First, focusing on the \(F_{10}\) and \(F_{16}\) problems, where ELDR-SAHO was significantly inferior to the other methods on the 100-dimensional problem, it can be seen that the results are comparable to the other methods until the middle stage of the search (about 400 fitness evaluations). On the other hand, in the subsequent search, the proposed method stagnates, whereas the other methods decrease their objective function values. This suggests that the proposed method is stuck in a local solution from which it cannot escape on these benchmarks.

By contrast, the figures show ELDR-SAHO as having a rapid improvement in the objective function value from the early stage of optimization, and it continues the search without stagnation on the Ellipsoid, Rosenbrock, Ackley, Griewank, Rastrigin, and \(F_{19}\) problems. This can be attributed to the ability of ELDR to estimate the dominance relationship more accurately with a smaller amount of training data than RBF and GBC. In particular, although the final objective function values of ELDR-SAHO were worse than those of SAHO on the 100-dimensional Rosenbrock function (Fig. 5b), ELDR-SAHO converges to the final result in fewer evaluations than the other algorithms.

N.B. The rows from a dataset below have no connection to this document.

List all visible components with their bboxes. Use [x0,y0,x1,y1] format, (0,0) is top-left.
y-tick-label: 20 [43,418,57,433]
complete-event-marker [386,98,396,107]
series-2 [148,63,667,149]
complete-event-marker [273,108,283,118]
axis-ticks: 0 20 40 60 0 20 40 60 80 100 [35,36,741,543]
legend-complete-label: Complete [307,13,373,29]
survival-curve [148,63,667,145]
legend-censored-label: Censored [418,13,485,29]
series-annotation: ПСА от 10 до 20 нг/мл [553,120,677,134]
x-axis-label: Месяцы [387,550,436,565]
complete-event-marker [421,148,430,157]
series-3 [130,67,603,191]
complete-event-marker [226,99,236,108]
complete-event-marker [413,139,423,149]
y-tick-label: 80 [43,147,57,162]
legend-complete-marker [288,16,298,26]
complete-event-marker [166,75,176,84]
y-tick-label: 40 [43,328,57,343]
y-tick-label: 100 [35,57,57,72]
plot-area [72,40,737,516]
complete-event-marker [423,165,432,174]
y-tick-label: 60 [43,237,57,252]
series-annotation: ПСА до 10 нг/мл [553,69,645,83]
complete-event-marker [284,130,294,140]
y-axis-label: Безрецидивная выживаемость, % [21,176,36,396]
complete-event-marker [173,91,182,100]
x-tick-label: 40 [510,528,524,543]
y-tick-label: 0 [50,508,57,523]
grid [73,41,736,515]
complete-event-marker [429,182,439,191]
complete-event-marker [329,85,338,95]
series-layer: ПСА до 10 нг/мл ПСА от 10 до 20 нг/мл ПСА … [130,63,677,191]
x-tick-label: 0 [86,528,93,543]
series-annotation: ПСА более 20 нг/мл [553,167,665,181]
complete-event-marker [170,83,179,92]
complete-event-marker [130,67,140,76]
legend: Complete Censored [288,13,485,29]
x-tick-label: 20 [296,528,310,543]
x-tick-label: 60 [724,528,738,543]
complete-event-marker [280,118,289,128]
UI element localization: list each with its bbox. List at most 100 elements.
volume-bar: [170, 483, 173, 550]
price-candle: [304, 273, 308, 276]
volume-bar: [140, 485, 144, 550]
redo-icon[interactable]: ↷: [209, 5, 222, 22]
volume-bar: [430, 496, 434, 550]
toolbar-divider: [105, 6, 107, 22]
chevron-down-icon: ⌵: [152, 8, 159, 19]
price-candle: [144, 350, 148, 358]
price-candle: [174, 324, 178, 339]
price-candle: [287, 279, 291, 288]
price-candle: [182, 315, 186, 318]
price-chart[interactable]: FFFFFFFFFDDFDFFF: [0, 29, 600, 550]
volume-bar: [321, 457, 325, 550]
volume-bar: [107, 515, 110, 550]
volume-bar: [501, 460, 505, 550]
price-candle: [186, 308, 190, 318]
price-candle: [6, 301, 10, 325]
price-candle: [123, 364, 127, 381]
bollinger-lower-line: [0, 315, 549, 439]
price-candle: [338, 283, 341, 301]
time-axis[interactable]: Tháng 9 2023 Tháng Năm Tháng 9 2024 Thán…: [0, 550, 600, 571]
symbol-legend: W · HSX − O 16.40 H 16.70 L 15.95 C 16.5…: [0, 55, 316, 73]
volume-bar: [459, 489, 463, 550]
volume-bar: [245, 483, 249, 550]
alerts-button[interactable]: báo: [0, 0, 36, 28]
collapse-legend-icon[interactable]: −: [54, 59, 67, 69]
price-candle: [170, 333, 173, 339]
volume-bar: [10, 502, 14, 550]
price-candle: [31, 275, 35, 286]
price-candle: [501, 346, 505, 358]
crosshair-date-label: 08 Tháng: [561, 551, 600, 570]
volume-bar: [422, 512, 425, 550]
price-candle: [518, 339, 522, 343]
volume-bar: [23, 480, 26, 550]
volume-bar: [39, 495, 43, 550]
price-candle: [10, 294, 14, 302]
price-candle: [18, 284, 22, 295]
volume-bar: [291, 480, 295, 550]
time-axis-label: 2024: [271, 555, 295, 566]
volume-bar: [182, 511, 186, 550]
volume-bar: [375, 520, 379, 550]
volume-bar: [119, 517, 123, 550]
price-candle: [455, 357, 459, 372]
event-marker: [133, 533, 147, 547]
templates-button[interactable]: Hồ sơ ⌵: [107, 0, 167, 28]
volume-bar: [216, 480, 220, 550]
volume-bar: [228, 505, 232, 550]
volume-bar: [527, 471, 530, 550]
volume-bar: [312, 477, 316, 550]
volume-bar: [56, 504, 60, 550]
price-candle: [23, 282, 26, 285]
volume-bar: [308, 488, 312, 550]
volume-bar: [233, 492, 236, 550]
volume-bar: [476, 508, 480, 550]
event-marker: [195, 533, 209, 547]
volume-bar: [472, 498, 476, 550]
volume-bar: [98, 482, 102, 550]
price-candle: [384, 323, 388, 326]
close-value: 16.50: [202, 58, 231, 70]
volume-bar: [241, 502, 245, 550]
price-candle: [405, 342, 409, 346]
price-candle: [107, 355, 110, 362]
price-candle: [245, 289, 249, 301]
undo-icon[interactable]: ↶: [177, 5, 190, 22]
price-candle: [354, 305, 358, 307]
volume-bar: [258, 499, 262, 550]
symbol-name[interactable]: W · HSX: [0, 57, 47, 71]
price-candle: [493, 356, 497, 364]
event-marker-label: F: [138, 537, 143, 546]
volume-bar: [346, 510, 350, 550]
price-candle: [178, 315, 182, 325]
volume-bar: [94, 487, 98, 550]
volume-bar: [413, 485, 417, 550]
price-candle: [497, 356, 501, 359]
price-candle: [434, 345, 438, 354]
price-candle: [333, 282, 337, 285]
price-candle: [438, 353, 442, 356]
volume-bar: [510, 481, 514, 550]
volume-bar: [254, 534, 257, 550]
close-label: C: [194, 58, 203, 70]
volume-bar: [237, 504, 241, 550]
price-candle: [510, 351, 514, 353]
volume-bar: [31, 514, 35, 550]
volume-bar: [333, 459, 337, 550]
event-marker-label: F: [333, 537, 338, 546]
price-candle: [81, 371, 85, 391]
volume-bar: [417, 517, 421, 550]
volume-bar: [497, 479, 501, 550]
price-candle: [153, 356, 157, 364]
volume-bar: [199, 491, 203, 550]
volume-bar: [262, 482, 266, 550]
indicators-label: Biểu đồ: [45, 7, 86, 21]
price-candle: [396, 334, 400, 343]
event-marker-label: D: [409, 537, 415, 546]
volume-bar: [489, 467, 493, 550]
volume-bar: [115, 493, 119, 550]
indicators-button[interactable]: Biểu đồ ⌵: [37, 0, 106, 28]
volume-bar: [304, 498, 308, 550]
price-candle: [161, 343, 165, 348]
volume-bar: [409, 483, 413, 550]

These results indicate that ELDR-SAHO has better search performance than conventional SAEA using regression and classification surrogate models for many problems (especially high-dimensional problems). However, the results suggest that ELDR-SAHO may fall into the local optimum on some problems. Note that although ELDR was applied to SAHO in this study, the application of ELDR is not necessarily suitable for SAHO because SAHO is designed as an SAEA using RBF. In particular, for the \(F_{10}\) and \(F_{16}\) problems, it may be possible to enhance the performance from ELDR by proposing an SAEA with a mechanism to prevent (or escape from) falling into local optimum. In addition, because ELDR can be searched only by the superiority of the solutions in all problems, it may be applicable for interactive EAs that assume each function as a human evaluation model. Therefore, ELDR has high potential as a new surrogate model for SAEA.

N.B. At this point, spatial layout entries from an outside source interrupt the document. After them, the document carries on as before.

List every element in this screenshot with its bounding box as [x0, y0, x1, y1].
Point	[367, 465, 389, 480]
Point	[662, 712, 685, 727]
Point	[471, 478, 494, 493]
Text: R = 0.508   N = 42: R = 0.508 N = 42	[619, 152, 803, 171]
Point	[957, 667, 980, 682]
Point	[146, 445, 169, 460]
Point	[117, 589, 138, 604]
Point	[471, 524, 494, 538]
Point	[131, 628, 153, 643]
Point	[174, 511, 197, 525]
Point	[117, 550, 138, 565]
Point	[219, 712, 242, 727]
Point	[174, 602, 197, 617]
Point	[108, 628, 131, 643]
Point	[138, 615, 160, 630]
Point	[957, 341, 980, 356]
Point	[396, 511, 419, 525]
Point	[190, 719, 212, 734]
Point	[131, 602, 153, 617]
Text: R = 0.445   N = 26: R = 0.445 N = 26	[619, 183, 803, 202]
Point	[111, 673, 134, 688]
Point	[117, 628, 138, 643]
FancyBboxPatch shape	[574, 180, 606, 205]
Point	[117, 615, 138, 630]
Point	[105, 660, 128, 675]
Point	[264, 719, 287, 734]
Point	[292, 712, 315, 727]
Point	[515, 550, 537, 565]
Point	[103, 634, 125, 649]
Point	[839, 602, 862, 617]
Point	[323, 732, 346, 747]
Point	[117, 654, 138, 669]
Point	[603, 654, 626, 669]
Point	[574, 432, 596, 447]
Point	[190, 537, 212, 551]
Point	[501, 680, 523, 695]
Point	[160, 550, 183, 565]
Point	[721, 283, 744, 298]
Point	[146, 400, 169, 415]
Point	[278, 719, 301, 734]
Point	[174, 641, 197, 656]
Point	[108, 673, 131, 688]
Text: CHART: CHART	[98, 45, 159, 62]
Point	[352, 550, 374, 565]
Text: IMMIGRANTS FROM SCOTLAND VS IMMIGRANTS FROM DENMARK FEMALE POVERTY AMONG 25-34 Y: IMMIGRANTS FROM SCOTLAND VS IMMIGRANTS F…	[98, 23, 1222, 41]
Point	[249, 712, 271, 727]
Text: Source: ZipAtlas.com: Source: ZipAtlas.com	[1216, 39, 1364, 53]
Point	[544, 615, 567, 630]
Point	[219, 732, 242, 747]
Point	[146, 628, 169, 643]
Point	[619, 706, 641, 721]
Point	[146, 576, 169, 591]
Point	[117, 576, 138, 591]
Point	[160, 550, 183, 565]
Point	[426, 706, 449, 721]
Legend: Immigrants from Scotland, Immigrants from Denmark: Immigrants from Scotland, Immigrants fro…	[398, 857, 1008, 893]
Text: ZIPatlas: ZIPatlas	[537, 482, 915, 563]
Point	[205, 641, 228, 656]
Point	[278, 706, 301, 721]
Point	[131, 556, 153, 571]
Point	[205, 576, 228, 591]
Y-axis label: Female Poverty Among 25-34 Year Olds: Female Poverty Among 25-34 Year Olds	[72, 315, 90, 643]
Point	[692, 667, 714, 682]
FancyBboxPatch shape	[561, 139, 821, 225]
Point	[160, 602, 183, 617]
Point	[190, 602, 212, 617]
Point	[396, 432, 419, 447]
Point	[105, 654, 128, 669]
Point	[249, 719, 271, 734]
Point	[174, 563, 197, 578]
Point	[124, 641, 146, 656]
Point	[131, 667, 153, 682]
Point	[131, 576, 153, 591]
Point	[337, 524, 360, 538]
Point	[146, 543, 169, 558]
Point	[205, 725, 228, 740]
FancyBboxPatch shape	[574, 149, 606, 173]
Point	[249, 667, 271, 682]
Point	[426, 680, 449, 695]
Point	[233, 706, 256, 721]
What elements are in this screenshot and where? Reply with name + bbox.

Conclusion and future work

This paper proposed a novel ranking-based surrogate model, called ELDR, for SAEA that combines ELM and DirectRanker. Further, it was incorporated into SAHO, a state-of-the-art SAEA. To investigate the estimation accuracy of ELDR, this study compared the estimation accuracy of ELDR with that of RBF and RankSVM, which are commonly used in SAEAs. The comparison results indicated that ELDR with an appropriate hyperparameter setting exhibited the highest rank estimation accuracy compared to RBF and RankSVM, especially when the amount of training data was small. To investigate the compatibility of ELDR with SAEA, ELDR-SAHO was compared with existing SAEAs. The experimental results showed that ELDR-SAHO significantly outperforms existing SAEAs using regression and classification models, including RBF-based SAHO, on many problems, particularly on high-dimensional (\(d\ge 50\)) problems. Based on these results, it is concluded that ELDR is a promising surrogate model for SAEAs. However, because the combination of SAHO and ELDR may fall into the local optimum, future research should explore a different SAEA that can fully utilize the power of ELDR.

Because ELDR is a NN-based method, it has the advantage that, unlike RBF, it can be applied to both discrete and mixed variable optimization problems and real-valued optimization problems. In addition, a ranking-based surrogate model is useful for constrained and aesthetic optimizations. Therefore, future research should examine the application of ELDR to these problem domains.